Cette obligation d’annonce de l’activité et des revenus accessoires était déjà prévue à l’art. 15 al. 3 du règlement fixant le statut du corps enseignant HES du 10 octobre 2001 (aRStCE-HES), abrogé par l’adoption du RIPers (art. 194 RIPers) le 15 mars 2017 et s’applique donc pleinement au recourant.

3.6 Il découle de ces dispositions qu’une activité exercée en plus de celle à plein temps existante auprès de la HES-SO Genève, peut l’être à condition d’avoir été annoncée, ainsi que les revenus qu’elle procure à la direction de l’école. De plus, cette dernière ayant le pouvoir de la refuser, aux termes de l’art. 67 al. 3 RIPers, une autorisation doit être donnée à l’intéressé pour exercer cette activité qualifiée d’accessoire.

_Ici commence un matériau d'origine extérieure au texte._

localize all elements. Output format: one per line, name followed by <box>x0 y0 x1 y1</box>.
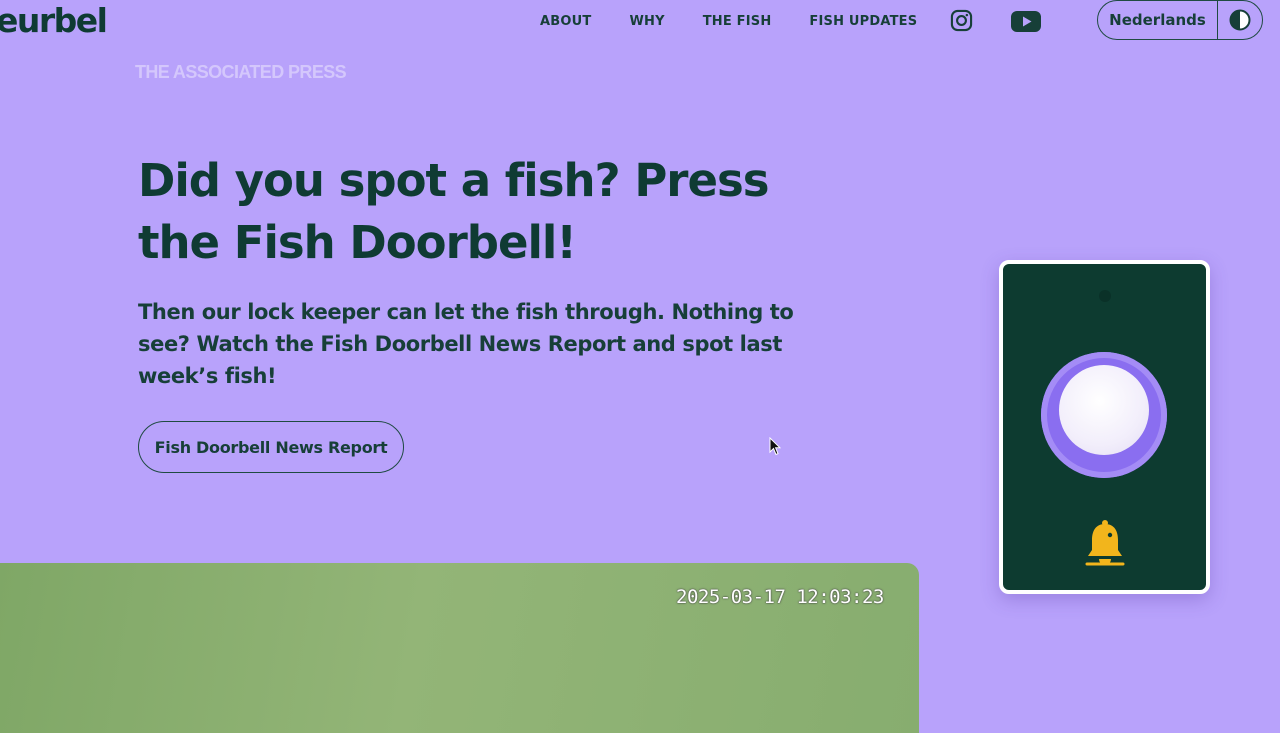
instagram-icon[interactable] <box>950 9 973 32</box>
fish-doorbell-button[interactable] <box>1041 352 1167 478</box>
contrast-icon[interactable] <box>1218 9 1262 31</box>
language-toggle: Nederlands <box>1097 0 1263 40</box>
doorbell-panel <box>999 260 1210 594</box>
nav-why[interactable]: WHY <box>629 14 664 29</box>
hero-subtext: Then our lock keeper can let the fish th… <box>138 300 794 388</box>
site-logo[interactable]: eurbel <box>0 0 108 42</box>
language-button[interactable]: Nederlands <box>1098 1 1218 39</box>
nav-about[interactable]: ABOUT <box>540 14 591 29</box>
main-nav: ABOUT WHY THE FISH FISH UPDATES <box>540 6 917 36</box>
bell-icon <box>1085 520 1125 572</box>
nav-fish-updates[interactable]: FISH UPDATES <box>809 14 917 29</box>
watermark: THE ASSOCIATED PRESS <box>135 62 347 82</box>
page-title: Did you spot a fish? Press the Fish Door… <box>138 154 770 269</box>
news-report-button[interactable]: Fish Doorbell News Report <box>138 421 404 473</box>
doorbell-button-face[interactable] <box>1059 365 1149 455</box>
nav-the-fish[interactable]: THE FISH <box>703 14 772 29</box>
mouse-cursor <box>769 436 782 460</box>
youtube-icon[interactable] <box>1011 11 1041 32</box>
video-timestamp: 2025-03-17 12:03:23 <box>676 586 884 608</box>
camera-dot <box>1099 290 1111 302</box>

3.7 Cette procédure d’annonce et d’autorisation a été formalisée par une directive adoptée en mai 2021 par la HES-SO, laquelle prévoit notamment que les activités extérieures et accessoires sont en principe autorisées, voire encouragées, à condition qu’elles soient compatibles avec l’intérêt de l’école et de la HES-SO Genève et qu’elles ne leur portent pas préjudice. Il est précisé que les membres du personnel qui exercent des activités accessoires doivent en particulier veiller à ce que ces dernières n’entravent pas leurs activités pour la HES-SO Genève, notamment en termes de capacité de travail ou de disponibilité. Ils doivent également s’assurer que la HES-SO Genève ne subisse aucun impact négatif du fait de ces activités. Ils veillent à éviter tout conflit d’intérêt entre leurs activités extérieures ou accessoires et leurs activités pour la HES-SO Genève (art. 4 de la directive sur les activités accessoires).

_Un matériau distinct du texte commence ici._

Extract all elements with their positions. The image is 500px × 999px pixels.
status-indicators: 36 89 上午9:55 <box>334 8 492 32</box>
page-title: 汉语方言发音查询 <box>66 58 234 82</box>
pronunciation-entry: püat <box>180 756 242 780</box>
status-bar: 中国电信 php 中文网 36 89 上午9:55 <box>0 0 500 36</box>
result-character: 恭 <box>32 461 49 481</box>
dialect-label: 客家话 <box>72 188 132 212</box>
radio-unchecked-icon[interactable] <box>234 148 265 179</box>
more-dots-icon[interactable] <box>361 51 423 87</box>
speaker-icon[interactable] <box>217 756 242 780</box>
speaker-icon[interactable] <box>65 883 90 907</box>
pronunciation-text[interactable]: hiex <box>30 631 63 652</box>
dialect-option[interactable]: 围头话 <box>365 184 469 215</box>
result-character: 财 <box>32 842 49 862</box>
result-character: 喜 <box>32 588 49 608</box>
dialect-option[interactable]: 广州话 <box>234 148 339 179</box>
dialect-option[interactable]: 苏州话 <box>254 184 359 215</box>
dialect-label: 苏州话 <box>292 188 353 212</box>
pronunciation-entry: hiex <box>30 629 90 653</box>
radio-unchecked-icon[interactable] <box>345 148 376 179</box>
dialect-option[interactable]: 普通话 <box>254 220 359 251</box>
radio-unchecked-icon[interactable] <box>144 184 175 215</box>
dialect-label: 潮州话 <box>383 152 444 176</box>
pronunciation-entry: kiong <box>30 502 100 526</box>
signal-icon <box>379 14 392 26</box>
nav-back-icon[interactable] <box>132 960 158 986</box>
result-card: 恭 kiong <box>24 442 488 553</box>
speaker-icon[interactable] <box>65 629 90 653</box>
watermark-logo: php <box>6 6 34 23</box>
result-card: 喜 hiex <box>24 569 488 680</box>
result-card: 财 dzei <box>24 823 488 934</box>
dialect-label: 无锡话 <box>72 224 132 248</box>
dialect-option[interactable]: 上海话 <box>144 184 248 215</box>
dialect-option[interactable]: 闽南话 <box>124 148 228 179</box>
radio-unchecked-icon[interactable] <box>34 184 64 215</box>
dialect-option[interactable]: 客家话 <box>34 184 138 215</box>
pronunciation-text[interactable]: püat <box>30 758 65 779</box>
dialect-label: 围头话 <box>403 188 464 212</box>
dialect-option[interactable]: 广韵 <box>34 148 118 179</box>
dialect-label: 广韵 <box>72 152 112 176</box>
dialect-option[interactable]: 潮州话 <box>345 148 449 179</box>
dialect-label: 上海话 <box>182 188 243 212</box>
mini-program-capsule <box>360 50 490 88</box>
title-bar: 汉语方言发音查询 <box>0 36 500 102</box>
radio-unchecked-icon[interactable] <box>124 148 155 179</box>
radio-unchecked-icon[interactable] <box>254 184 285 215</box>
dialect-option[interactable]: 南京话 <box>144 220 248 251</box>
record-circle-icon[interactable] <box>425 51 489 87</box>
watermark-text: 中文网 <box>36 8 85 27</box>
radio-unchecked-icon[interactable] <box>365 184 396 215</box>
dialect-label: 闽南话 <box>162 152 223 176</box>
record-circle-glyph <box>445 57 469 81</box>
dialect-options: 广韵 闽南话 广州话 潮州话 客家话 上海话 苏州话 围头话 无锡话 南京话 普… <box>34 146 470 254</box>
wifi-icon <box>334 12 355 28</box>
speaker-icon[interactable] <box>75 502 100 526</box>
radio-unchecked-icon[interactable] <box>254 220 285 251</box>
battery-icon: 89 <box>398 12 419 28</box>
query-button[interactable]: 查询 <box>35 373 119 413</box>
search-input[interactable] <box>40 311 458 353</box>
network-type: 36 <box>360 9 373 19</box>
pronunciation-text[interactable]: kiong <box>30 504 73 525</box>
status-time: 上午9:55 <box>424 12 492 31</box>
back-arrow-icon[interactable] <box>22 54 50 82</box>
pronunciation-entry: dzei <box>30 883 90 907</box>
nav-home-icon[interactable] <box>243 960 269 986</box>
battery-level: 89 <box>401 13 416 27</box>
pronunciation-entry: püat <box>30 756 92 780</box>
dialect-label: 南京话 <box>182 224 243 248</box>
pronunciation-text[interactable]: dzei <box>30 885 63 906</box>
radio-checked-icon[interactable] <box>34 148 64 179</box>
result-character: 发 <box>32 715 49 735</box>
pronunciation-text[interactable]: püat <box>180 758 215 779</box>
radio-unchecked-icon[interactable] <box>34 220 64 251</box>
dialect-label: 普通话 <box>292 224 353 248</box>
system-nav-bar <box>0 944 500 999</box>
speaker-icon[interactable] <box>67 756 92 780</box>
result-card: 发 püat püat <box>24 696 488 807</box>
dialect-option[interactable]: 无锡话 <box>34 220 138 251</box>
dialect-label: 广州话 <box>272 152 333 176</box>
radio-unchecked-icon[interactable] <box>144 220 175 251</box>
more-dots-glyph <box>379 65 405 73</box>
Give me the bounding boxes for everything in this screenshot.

Les activités d’enseignement pour une autre institution sont appréhendées par une disposition spéciale, laquelle indique que si, en principe, dans le cadre d’activités accessoires, les membres du personnel sont autorisés à être engagés dans une autre haute école, ils doivent préalablement s’assurer auprès de leur direction qu’aucun accord de collaboration n’existe et s’il s’agit d’une institution privée, celles-ci ne sont autorisées que si elles ne constituent pas une concurrence déloyale aux activités de l’école ou de la HES-SO Genève. Elle précise encore que les cours élaborés dans le cadre d’un contrat avec une école de la HES-SO Genève ne peuvent être utilisés par une autre institution qu’avec l’accord de la direction de l’école. Le cas échéant, la rétrocession d’une part du salaire correspondant à leur préparation peut être exigée (art. 4.2 directive sur les activités accessoires).

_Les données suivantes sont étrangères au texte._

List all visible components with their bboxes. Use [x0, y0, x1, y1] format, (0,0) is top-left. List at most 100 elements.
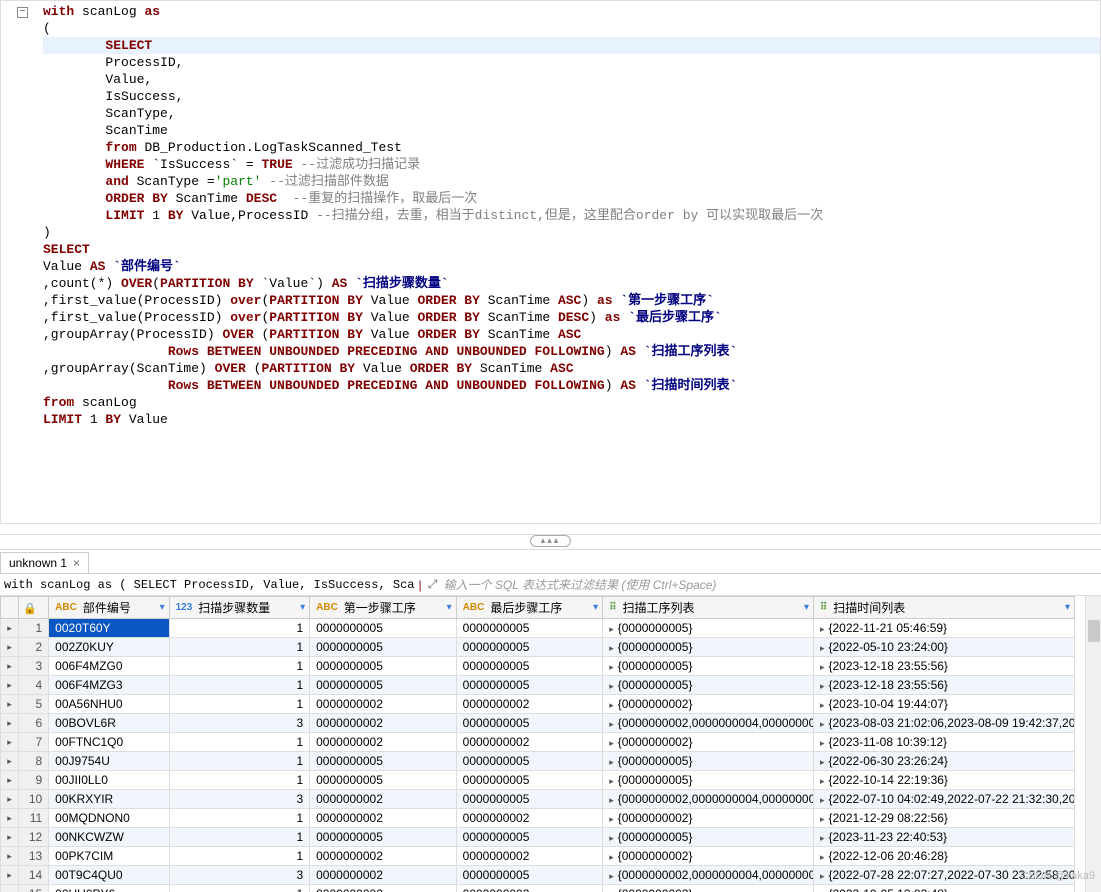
cell[interactable]: 0000000005: [456, 714, 603, 733]
row-handle[interactable]: ▸: [1, 866, 19, 885]
row-handle[interactable]: ▸: [1, 809, 19, 828]
cell[interactable]: 0000000005: [310, 771, 457, 790]
cell[interactable]: 00UU0PY6: [49, 885, 169, 892]
row-handle[interactable]: ▸: [1, 676, 19, 695]
expand-array-icon[interactable]: ▸: [820, 662, 825, 672]
row-number[interactable]: 10: [19, 790, 49, 809]
expand-array-icon[interactable]: ▸: [820, 776, 825, 786]
rownum-header[interactable]: 🔒: [19, 597, 49, 619]
expand-array-icon[interactable]: ▸: [609, 624, 614, 634]
cell[interactable]: 002Z0KUY: [49, 638, 169, 657]
cell[interactable]: ▸{2023-08-03 21:02:06,2023-08-09 19:42:3…: [813, 714, 1074, 733]
expand-icon[interactable]: ⤢: [426, 578, 440, 592]
cell[interactable]: 1: [169, 809, 310, 828]
cell[interactable]: 0000000005: [310, 638, 457, 657]
cell[interactable]: 0000000005: [456, 619, 603, 638]
expand-array-icon[interactable]: ▸: [820, 871, 825, 881]
expand-array-icon[interactable]: ▸: [820, 700, 825, 710]
row-handle[interactable]: ▸: [1, 714, 19, 733]
cell[interactable]: 0020T60Y: [49, 619, 169, 638]
expand-array-icon[interactable]: ▸: [609, 776, 614, 786]
table-row[interactable]: ▸700FTNC1Q0100000000020000000002▸{000000…: [1, 733, 1075, 752]
expand-array-icon[interactable]: ▸: [609, 681, 614, 691]
cell[interactable]: 0000000002: [456, 885, 603, 892]
table-row[interactable]: ▸800J9754U100000000050000000005▸{0000000…: [1, 752, 1075, 771]
cell[interactable]: ▸{2023-11-23 22:40:53}: [813, 828, 1074, 847]
cell[interactable]: ▸{0000000005}: [603, 676, 814, 695]
cell[interactable]: 00PK7CIM: [49, 847, 169, 866]
column-header-3[interactable]: ABC最后步骤工序▾: [456, 597, 603, 619]
row-number[interactable]: 12: [19, 828, 49, 847]
dropdown-icon[interactable]: ▾: [447, 602, 452, 613]
cell[interactable]: ▸{0000000005}: [603, 828, 814, 847]
column-header-0[interactable]: ABC部件编号▾: [49, 597, 169, 619]
table-row[interactable]: ▸10020T60Y100000000050000000005▸{0000000…: [1, 619, 1075, 638]
row-number[interactable]: 15: [19, 885, 49, 892]
cell[interactable]: 0000000002: [310, 695, 457, 714]
cell[interactable]: ▸{2023-11-08 10:39:12}: [813, 733, 1074, 752]
cell[interactable]: ▸{0000000002,0000000004,0000000005}: [603, 714, 814, 733]
cell[interactable]: 0000000005: [310, 676, 457, 695]
scrollbar-thumb[interactable]: [1088, 620, 1100, 642]
expand-array-icon[interactable]: ▸: [820, 814, 825, 824]
cell[interactable]: ▸{2022-06-30 23:26:24}: [813, 752, 1074, 771]
expand-array-icon[interactable]: ▸: [820, 738, 825, 748]
tab-unknown1[interactable]: unknown 1 ×: [0, 552, 89, 573]
cell[interactable]: 1: [169, 695, 310, 714]
cell[interactable]: ▸{0000000005}: [603, 619, 814, 638]
cell[interactable]: 1: [169, 828, 310, 847]
cell[interactable]: ▸{2023-10-05 12:03:48}: [813, 885, 1074, 892]
pane-resize-handle[interactable]: ▴▴▴: [0, 534, 1101, 550]
fold-gutter[interactable]: −: [3, 3, 33, 18]
row-number[interactable]: 3: [19, 657, 49, 676]
cell[interactable]: 0000000002: [310, 866, 457, 885]
expand-array-icon[interactable]: ▸: [820, 643, 825, 653]
cell[interactable]: 00J9754U: [49, 752, 169, 771]
dropdown-icon[interactable]: ▾: [300, 602, 305, 613]
cell[interactable]: 0000000005: [456, 676, 603, 695]
cell[interactable]: 1: [169, 885, 310, 892]
cell[interactable]: ▸{2023-10-04 19:44:07}: [813, 695, 1074, 714]
cell[interactable]: 1: [169, 638, 310, 657]
cell[interactable]: 1: [169, 676, 310, 695]
row-number[interactable]: 5: [19, 695, 49, 714]
row-number[interactable]: 13: [19, 847, 49, 866]
cell[interactable]: 0000000005: [310, 828, 457, 847]
cell[interactable]: 3: [169, 790, 310, 809]
cell[interactable]: ▸{2022-12-06 20:46:28}: [813, 847, 1074, 866]
cell[interactable]: 00FTNC1Q0: [49, 733, 169, 752]
cell[interactable]: 0000000005: [456, 828, 603, 847]
row-handle[interactable]: ▸: [1, 619, 19, 638]
cell[interactable]: ▸{2022-05-10 23:24:00}: [813, 638, 1074, 657]
cell[interactable]: 0000000002: [310, 714, 457, 733]
cell[interactable]: 0000000002: [310, 847, 457, 866]
cell[interactable]: 1: [169, 752, 310, 771]
cell[interactable]: 00KRXYIR: [49, 790, 169, 809]
cell[interactable]: ▸{0000000002}: [603, 733, 814, 752]
expand-array-icon[interactable]: ▸: [820, 795, 825, 805]
expand-array-icon[interactable]: ▸: [609, 833, 614, 843]
expand-array-icon[interactable]: ▸: [609, 814, 614, 824]
cell[interactable]: 0000000005: [310, 657, 457, 676]
table-row[interactable]: ▸1400T9C4QU0300000000020000000005▸{00000…: [1, 866, 1075, 885]
row-handle[interactable]: ▸: [1, 790, 19, 809]
cell[interactable]: 0000000002: [310, 809, 457, 828]
cell[interactable]: 0000000002: [310, 733, 457, 752]
vertical-scrollbar[interactable]: [1085, 596, 1101, 892]
cell[interactable]: 1: [169, 619, 310, 638]
row-handle[interactable]: ▸: [1, 638, 19, 657]
table-row[interactable]: ▸600BOVL6R300000000020000000005▸{0000000…: [1, 714, 1075, 733]
cell[interactable]: 3: [169, 714, 310, 733]
cell[interactable]: 0000000005: [456, 866, 603, 885]
cell[interactable]: ▸{2023-12-18 23:55:56}: [813, 676, 1074, 695]
cell[interactable]: 00MQDNON0: [49, 809, 169, 828]
column-header-1[interactable]: 123扫描步骤数量▾: [169, 597, 310, 619]
cell[interactable]: 00A56NHU0: [49, 695, 169, 714]
expand-array-icon[interactable]: ▸: [609, 738, 614, 748]
row-handle[interactable]: ▸: [1, 847, 19, 866]
cell[interactable]: ▸{2022-07-10 04:02:49,2022-07-22 21:32:3…: [813, 790, 1074, 809]
table-row[interactable]: ▸2002Z0KUY100000000050000000005▸{0000000…: [1, 638, 1075, 657]
expand-array-icon[interactable]: ▸: [820, 757, 825, 767]
table-row[interactable]: ▸500A56NHU0100000000020000000002▸{000000…: [1, 695, 1075, 714]
cell[interactable]: 006F4MZG3: [49, 676, 169, 695]
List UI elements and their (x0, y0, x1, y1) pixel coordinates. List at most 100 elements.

La conduite d’activités extérieures ou accessoires peut comporter des risques de conflits d’intérêts, sans qu’une liste exhaustive de situations puisse être dressée. Quelques exemples sont donnés à l’art. 4.3 de la directive sur les activités accessoires. Ces situations devaient être anticipées et annoncées de manière transparente afin que des mesures de prévention, comme la récusation puissent être mises en place.

S’agissant du taux d’activité, il est précisé qu’en principe une activité accessoire a un caractère ponctuel et irrégulier et ne devait pas conduire à une activité professionnelle à plus de 100% sur la durée. Elle ne devrait pas excéder un taux d’activité de 20%. Une diminution du taux pouvait être décidée par la direction générale notamment lorsque le cumul des activités dépassait un taux annualisé de 100 % (art. 4.5 directive sur les activités accessoires).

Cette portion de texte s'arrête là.